Senior United Nations official Nicholas Haysom held talks today in Pristina with the Kosovo leadership on issues relating to the evolving role of the world body’s mission there, which has had to adjust to a new reality on the ground since Kosovo declared its independence from Serbia in February.
Mr. Haysom, who just arrived in Kosovo, shared with President Fatmir Sejdiu and Deputy Prime Minster Hajredin Kuçi the reconfiguration plans for the UN Interim Administration Mission in Kosovo (UNMIK), which will result in the substantial downsizing of staff.
“I had very constructive meetings with the Kosovo leadership,” said Mr. Haysom, who serves as the Secretary-General’s Acting Principal Deputy Special Representative in Kosovo.

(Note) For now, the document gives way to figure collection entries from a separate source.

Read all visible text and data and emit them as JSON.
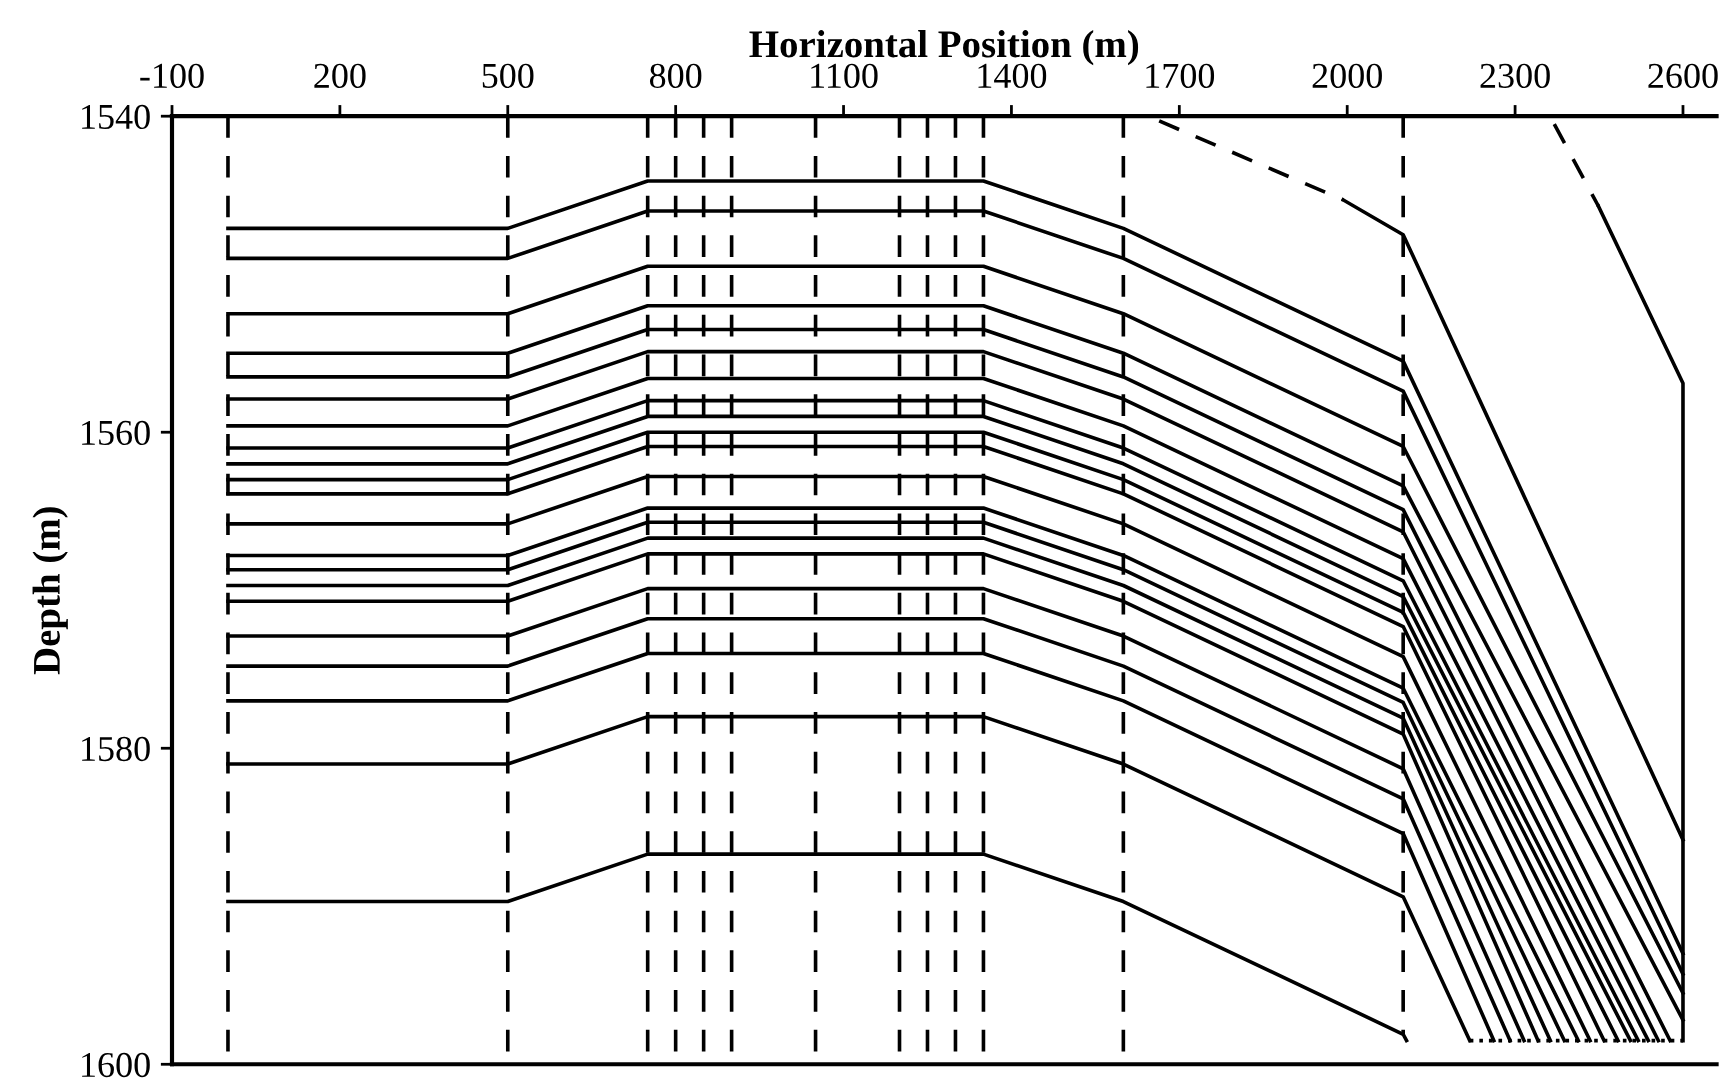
{
  "chart_data": {
    "type": "line",
    "xlabel": "Horizontal Position (m)",
    "ylabel": "Depth (m)",
    "xlim": [
      -100,
      2660
    ],
    "ylim": [
      1600,
      1540
    ],
    "xticks": [
      -100,
      200,
      500,
      800,
      1100,
      1400,
      1700,
      2000,
      2300,
      2600
    ],
    "yticks": [
      1540,
      1560,
      1580,
      1600
    ],
    "series": [
      {
        "color": "#000000",
        "line_style": "dashed",
        "x": [
          0,
          0
        ],
        "values": [
          1540,
          1600
        ]
      },
      {
        "color": "#000000",
        "line_style": "dashed",
        "x": [
          500,
          500
        ],
        "values": [
          1540,
          1600
        ]
      },
      {
        "color": "#000000",
        "line_style": "dashed",
        "x": [
          750,
          750
        ],
        "values": [
          1540,
          1600
        ]
      },
      {
        "color": "#000000",
        "line_style": "dashed",
        "x": [
          800,
          800
        ],
        "values": [
          1540,
          1600
        ]
      },
      {
        "color": "#000000",
        "line_style": "dashed",
        "x": [
          850,
          850
        ],
        "values": [
          1540,
          1600
        ]
      },
      {
        "color": "#000000",
        "line_style": "dashed",
        "x": [
          900,
          900
        ],
        "values": [
          1540,
          1600
        ]
      },
      {
        "color": "#000000",
        "line_style": "dashed",
        "x": [
          1050,
          1050
        ],
        "values": [
          1540,
          1600
        ]
      },
      {
        "color": "#000000",
        "line_style": "dashed",
        "x": [
          1200,
          1200
        ],
        "values": [
          1540,
          1600
        ]
      },
      {
        "color": "#000000",
        "line_style": "dashed",
        "x": [
          1250,
          1250
        ],
        "values": [
          1540,
          1600
        ]
      },
      {
        "color": "#000000",
        "line_style": "dashed",
        "x": [
          1300,
          1300
        ],
        "values": [
          1540,
          1600
        ]
      },
      {
        "color": "#000000",
        "line_style": "dashed",
        "x": [
          1350,
          1350
        ],
        "values": [
          1540,
          1600
        ]
      },
      {
        "color": "#000000",
        "line_style": "dashed",
        "x": [
          1600,
          1600
        ],
        "values": [
          1540,
          1600
        ]
      },
      {
        "color": "#000000",
        "line_style": "dashed",
        "x": [
          2100,
          2100
        ],
        "values": [
          1540,
          1598.1
        ]
      },
      {
        "color": "#000000",
        "x": [
          0,
          500,
          750,
          1350,
          1600,
          2100,
          2600
        ],
        "values": [
          1547.1,
          1547.1,
          1544.1,
          1544.1,
          1547.1,
          1555.5,
          1593.0
        ]
      },
      {
        "color": "#000000",
        "x": [
          0,
          500,
          750,
          1350,
          1600,
          2100,
          2600
        ],
        "values": [
          1549.0,
          1549.0,
          1546.0,
          1546.0,
          1549.0,
          1557.4,
          1594.3
        ]
      },
      {
        "color": "#000000",
        "x": [
          0,
          500,
          750,
          1350,
          1600,
          2100,
          2600
        ],
        "values": [
          1552.5,
          1552.5,
          1549.5,
          1549.5,
          1552.5,
          1560.9,
          1595.5
        ]
      },
      {
        "color": "#000000",
        "x": [
          0,
          500,
          750,
          1350,
          1600,
          2100,
          2600
        ],
        "values": [
          1555.0,
          1555.0,
          1552.0,
          1552.0,
          1555.0,
          1563.4,
          1597.2
        ]
      },
      {
        "color": "#000000",
        "x": [
          0,
          500,
          750,
          1350,
          1600,
          2100,
          2577
        ],
        "values": [
          1556.5,
          1556.5,
          1553.5,
          1553.5,
          1556.5,
          1564.9,
          1598.5
        ]
      },
      {
        "color": "#000000",
        "x": [
          0,
          500,
          750,
          1350,
          1600,
          2100,
          2556
        ],
        "values": [
          1557.9,
          1557.9,
          1554.9,
          1554.9,
          1557.9,
          1566.3,
          1598.5
        ]
      },
      {
        "color": "#000000",
        "x": [
          0,
          500,
          750,
          1350,
          1600,
          2100,
          2538
        ],
        "values": [
          1559.6,
          1559.6,
          1556.6,
          1556.6,
          1559.6,
          1568.0,
          1598.5
        ]
      },
      {
        "color": "#000000",
        "x": [
          0,
          500,
          750,
          1350,
          1600,
          2100,
          2520
        ],
        "values": [
          1561.0,
          1561.0,
          1558.0,
          1558.0,
          1561.0,
          1569.4,
          1598.5
        ]
      },
      {
        "color": "#000000",
        "x": [
          0,
          500,
          750,
          1350,
          1600,
          2100,
          2506
        ],
        "values": [
          1562.0,
          1562.0,
          1559.0,
          1559.0,
          1562.0,
          1570.4,
          1598.5
        ]
      },
      {
        "color": "#000000",
        "x": [
          0,
          500,
          750,
          1350,
          1600,
          2100,
          2484
        ],
        "values": [
          1563.0,
          1563.0,
          1560.0,
          1560.0,
          1563.0,
          1571.4,
          1598.5
        ]
      },
      {
        "color": "#000000",
        "x": [
          0,
          500,
          750,
          1350,
          1600,
          2100,
          2459
        ],
        "values": [
          1563.9,
          1563.9,
          1560.9,
          1560.9,
          1563.9,
          1572.3,
          1598.5
        ]
      },
      {
        "color": "#000000",
        "x": [
          0,
          500,
          750,
          1350,
          1600,
          2100,
          2434
        ],
        "values": [
          1565.8,
          1565.8,
          1562.8,
          1562.8,
          1565.8,
          1574.2,
          1598.5
        ]
      },
      {
        "color": "#000000",
        "x": [
          0,
          500,
          750,
          1350,
          1600,
          2100,
          2413
        ],
        "values": [
          1567.8,
          1567.8,
          1564.8,
          1564.8,
          1567.8,
          1576.2,
          1598.5
        ]
      },
      {
        "color": "#000000",
        "x": [
          0,
          500,
          750,
          1350,
          1600,
          2100,
          2388
        ],
        "values": [
          1568.7,
          1568.7,
          1565.7,
          1565.7,
          1568.7,
          1577.1,
          1598.5
        ]
      },
      {
        "color": "#000000",
        "x": [
          0,
          500,
          750,
          1350,
          1600,
          2100,
          2363
        ],
        "values": [
          1569.7,
          1569.7,
          1566.7,
          1566.7,
          1569.7,
          1578.1,
          1598.5
        ]
      },
      {
        "color": "#000000",
        "x": [
          0,
          500,
          750,
          1350,
          1600,
          2100,
          2341
        ],
        "values": [
          1570.7,
          1570.7,
          1567.7,
          1567.7,
          1570.7,
          1579.1,
          1598.5
        ]
      },
      {
        "color": "#000000",
        "x": [
          0,
          500,
          750,
          1350,
          1600,
          2100,
          2316
        ],
        "values": [
          1572.9,
          1572.9,
          1569.9,
          1569.9,
          1572.9,
          1581.3,
          1598.5
        ]
      },
      {
        "color": "#000000",
        "x": [
          0,
          500,
          750,
          1350,
          1600,
          2100,
          2291
        ],
        "values": [
          1574.8,
          1574.8,
          1571.8,
          1571.8,
          1574.8,
          1583.2,
          1598.5
        ]
      },
      {
        "color": "#000000",
        "x": [
          0,
          500,
          750,
          1350,
          1600,
          2100,
          2262
        ],
        "values": [
          1577.0,
          1577.0,
          1574.0,
          1574.0,
          1577.0,
          1585.4,
          1598.5
        ]
      },
      {
        "color": "#000000",
        "x": [
          0,
          500,
          750,
          1350,
          1600,
          2100,
          2219
        ],
        "values": [
          1581.0,
          1581.0,
          1578.0,
          1578.0,
          1581.0,
          1589.4,
          1598.5
        ]
      },
      {
        "color": "#000000",
        "x": [
          0,
          500,
          750,
          1350,
          1600,
          2100,
          2106
        ],
        "values": [
          1589.7,
          1589.7,
          1586.7,
          1586.7,
          1589.7,
          1598.1,
          1598.5
        ]
      },
      {
        "color": "#000000",
        "line_style": "dashed",
        "x": [
          1664,
          1993
        ],
        "values": [
          1540.3,
          1545.3
        ]
      },
      {
        "color": "#000000",
        "x": [
          1993,
          2100,
          2600
        ],
        "values": [
          1545.3,
          1547.5,
          1585.8
        ]
      },
      {
        "color": "#000000",
        "line_style": "dashed",
        "x": [
          2370,
          2449
        ],
        "values": [
          1540.5,
          1545.7
        ]
      },
      {
        "color": "#000000",
        "x": [
          2449,
          2600,
          2600
        ],
        "values": [
          1545.7,
          1556.9,
          1598.5
        ]
      },
      {
        "color": "#000000",
        "line_style": "dotted",
        "x": [
          2219,
          2600
        ],
        "values": [
          1598.5,
          1598.5
        ]
      }
    ]
  }
}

“We agreed to enhance the fruitful cooperation between UNMIK and the Kosovo institutions that has existed over the years and that is now moving into a new dimension in light of UNMIK’s current and future role,” he added.

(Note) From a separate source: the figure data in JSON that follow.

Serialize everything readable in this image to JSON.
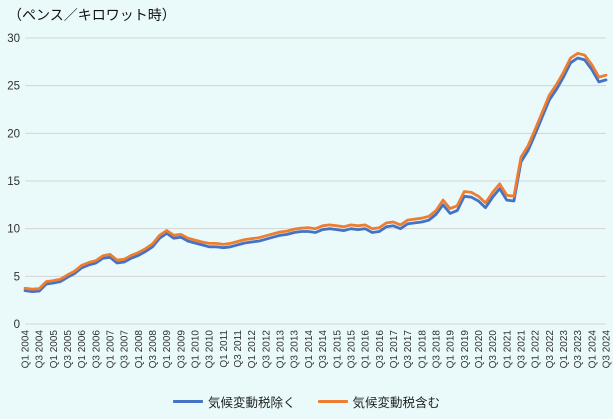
{
  "title": "（ペンス／キロワット時）",
  "colors": {
    "background": "#EAFAFA",
    "gridline": "#D4D4D4",
    "tick_text": "#303030",
    "series_excl": "#4472C4",
    "series_incl": "#ED7D31"
  },
  "legend": {
    "items": [
      {
        "label": "気候変動税除く",
        "color": "#4472C4"
      },
      {
        "label": "気候変動税含む",
        "color": "#ED7D31"
      }
    ]
  },
  "chart_data": {
    "type": "line",
    "title": "（ペンス／キロワット時）",
    "xlabel": "",
    "ylabel": "",
    "ylim": [
      0,
      30
    ],
    "yticks": [
      0,
      5,
      10,
      15,
      20,
      25,
      30
    ],
    "grid": true,
    "legend_position": "bottom",
    "x_tick_every": 2,
    "x": [
      "Q1 2004",
      "Q2 2004",
      "Q3 2004",
      "Q4 2004",
      "Q1 2005",
      "Q2 2005",
      "Q3 2005",
      "Q4 2005",
      "Q1 2006",
      "Q2 2006",
      "Q3 2006",
      "Q4 2006",
      "Q1 2007",
      "Q2 2007",
      "Q3 2007",
      "Q4 2007",
      "Q1 2008",
      "Q2 2008",
      "Q3 2008",
      "Q4 2008",
      "Q1 2009",
      "Q2 2009",
      "Q3 2009",
      "Q4 2009",
      "Q1 2010",
      "Q2 2010",
      "Q3 2010",
      "Q4 2010",
      "Q1 2011",
      "Q2 2011",
      "Q3 2011",
      "Q4 2011",
      "Q1 2012",
      "Q2 2012",
      "Q3 2012",
      "Q4 2012",
      "Q1 2013",
      "Q2 2013",
      "Q3 2013",
      "Q4 2013",
      "Q1 2014",
      "Q2 2014",
      "Q3 2014",
      "Q4 2014",
      "Q1 2015",
      "Q2 2015",
      "Q3 2015",
      "Q4 2015",
      "Q1 2016",
      "Q2 2016",
      "Q3 2016",
      "Q4 2016",
      "Q1 2017",
      "Q2 2017",
      "Q3 2017",
      "Q4 2017",
      "Q1 2018",
      "Q2 2018",
      "Q3 2018",
      "Q4 2018",
      "Q1 2019",
      "Q2 2019",
      "Q3 2019",
      "Q4 2019",
      "Q1 2020",
      "Q2 2020",
      "Q3 2020",
      "Q4 2020",
      "Q1 2021",
      "Q2 2021",
      "Q3 2021",
      "Q4 2021",
      "Q1 2022",
      "Q2 2022",
      "Q3 2022",
      "Q4 2022",
      "Q1 2023",
      "Q2 2023",
      "Q3 2023",
      "Q4 2023",
      "Q1 2024",
      "Q2 2024",
      "Q3 2024"
    ],
    "series": [
      {
        "name": "気候変動税除く",
        "color": "#4472C4",
        "values": [
          3.5,
          3.4,
          3.45,
          4.2,
          4.3,
          4.45,
          4.9,
          5.3,
          5.9,
          6.2,
          6.4,
          6.9,
          7.0,
          6.4,
          6.5,
          6.9,
          7.2,
          7.6,
          8.1,
          9.0,
          9.5,
          9.0,
          9.1,
          8.7,
          8.5,
          8.3,
          8.1,
          8.1,
          8.0,
          8.1,
          8.3,
          8.5,
          8.6,
          8.7,
          8.9,
          9.1,
          9.3,
          9.4,
          9.6,
          9.7,
          9.7,
          9.6,
          9.9,
          10.0,
          9.9,
          9.8,
          10.0,
          9.9,
          10.0,
          9.6,
          9.7,
          10.2,
          10.3,
          10.0,
          10.5,
          10.6,
          10.7,
          10.9,
          11.5,
          12.5,
          11.6,
          11.9,
          13.4,
          13.3,
          12.9,
          12.2,
          13.3,
          14.2,
          13.0,
          12.9,
          17.0,
          18.2,
          19.9,
          21.7,
          23.5,
          24.6,
          25.9,
          27.4,
          27.9,
          27.7,
          26.7,
          25.4,
          25.6
        ]
      },
      {
        "name": "気候変動税含む",
        "color": "#ED7D31",
        "values": [
          3.75,
          3.65,
          3.7,
          4.45,
          4.55,
          4.7,
          5.15,
          5.55,
          6.15,
          6.45,
          6.65,
          7.15,
          7.3,
          6.7,
          6.8,
          7.2,
          7.5,
          7.9,
          8.4,
          9.3,
          9.8,
          9.3,
          9.4,
          9.0,
          8.8,
          8.6,
          8.45,
          8.45,
          8.35,
          8.45,
          8.65,
          8.85,
          8.95,
          9.05,
          9.25,
          9.45,
          9.65,
          9.75,
          9.95,
          10.05,
          10.1,
          10.0,
          10.3,
          10.4,
          10.3,
          10.2,
          10.4,
          10.3,
          10.4,
          10.0,
          10.1,
          10.6,
          10.7,
          10.4,
          10.9,
          11.0,
          11.1,
          11.3,
          11.9,
          13.0,
          12.1,
          12.4,
          13.9,
          13.8,
          13.4,
          12.7,
          13.8,
          14.7,
          13.5,
          13.4,
          17.5,
          18.7,
          20.4,
          22.2,
          24.0,
          25.1,
          26.4,
          27.9,
          28.4,
          28.2,
          27.2,
          25.9,
          26.1
        ]
      }
    ]
  }
}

The plan put forward by Secretary-General Ban Ki-moon in June includes an enhanced operational role for the European Union in the area of rule of law under a UN “umbrella” headed by the Secretary-General’s Special Representative and in line with the 1999 Security Council resolution that established the mission.

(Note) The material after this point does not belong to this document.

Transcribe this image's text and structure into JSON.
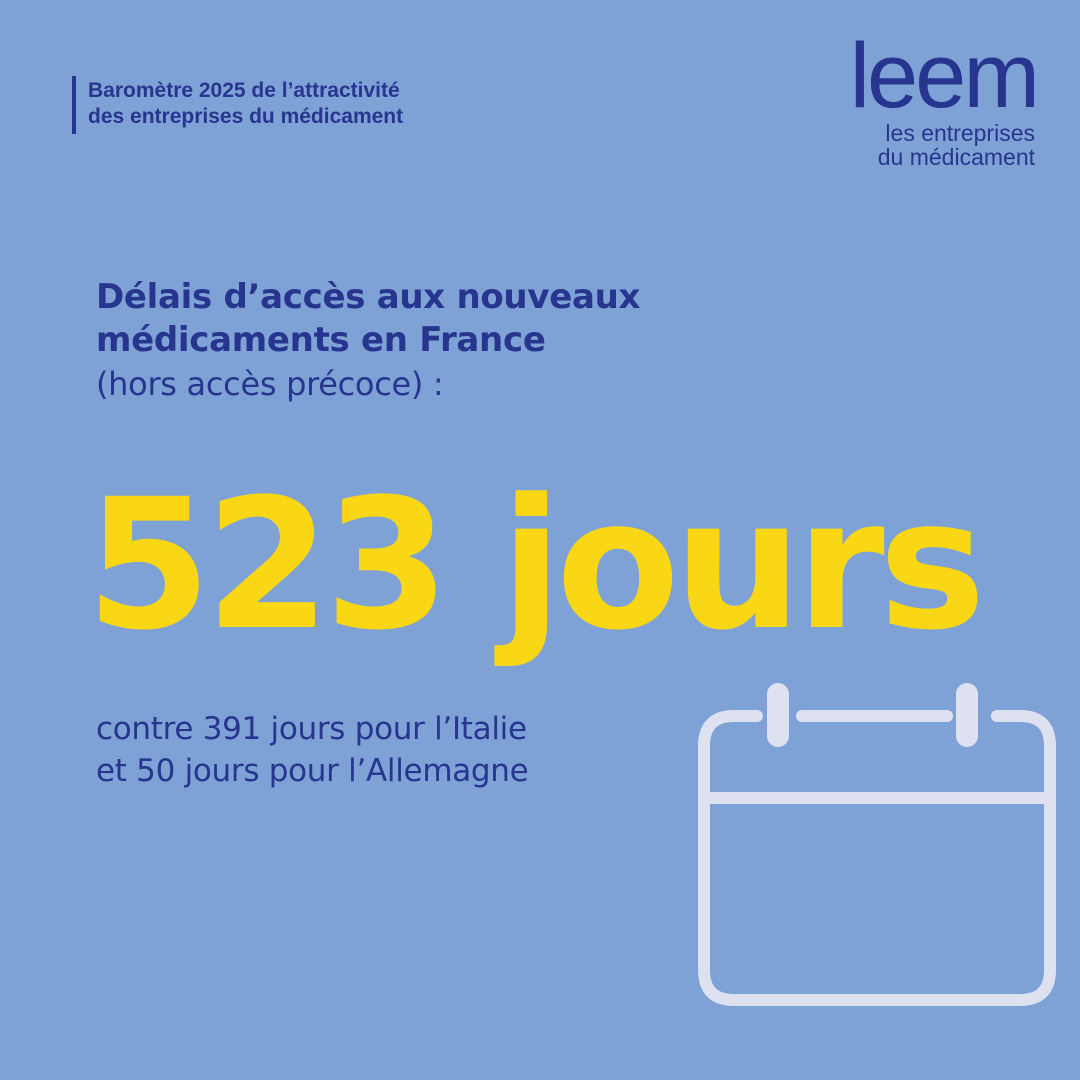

A reconfigured UNMIK, according to Mr. Ban’s plan, would continue to carry out many functions, including those related to a dialogue with Serbia on provisions in six areas: police, courts, customs, transport and infrastructure, boundaries and Serbian patrimony.
UNMIK has been in place since mid-1999 after NATO forces drove Yugoslav troops out of Kosovo, where ethnic Albanians outnumber Serbs and other minorities by nine to one, amid deadly inter-communal fighting that year.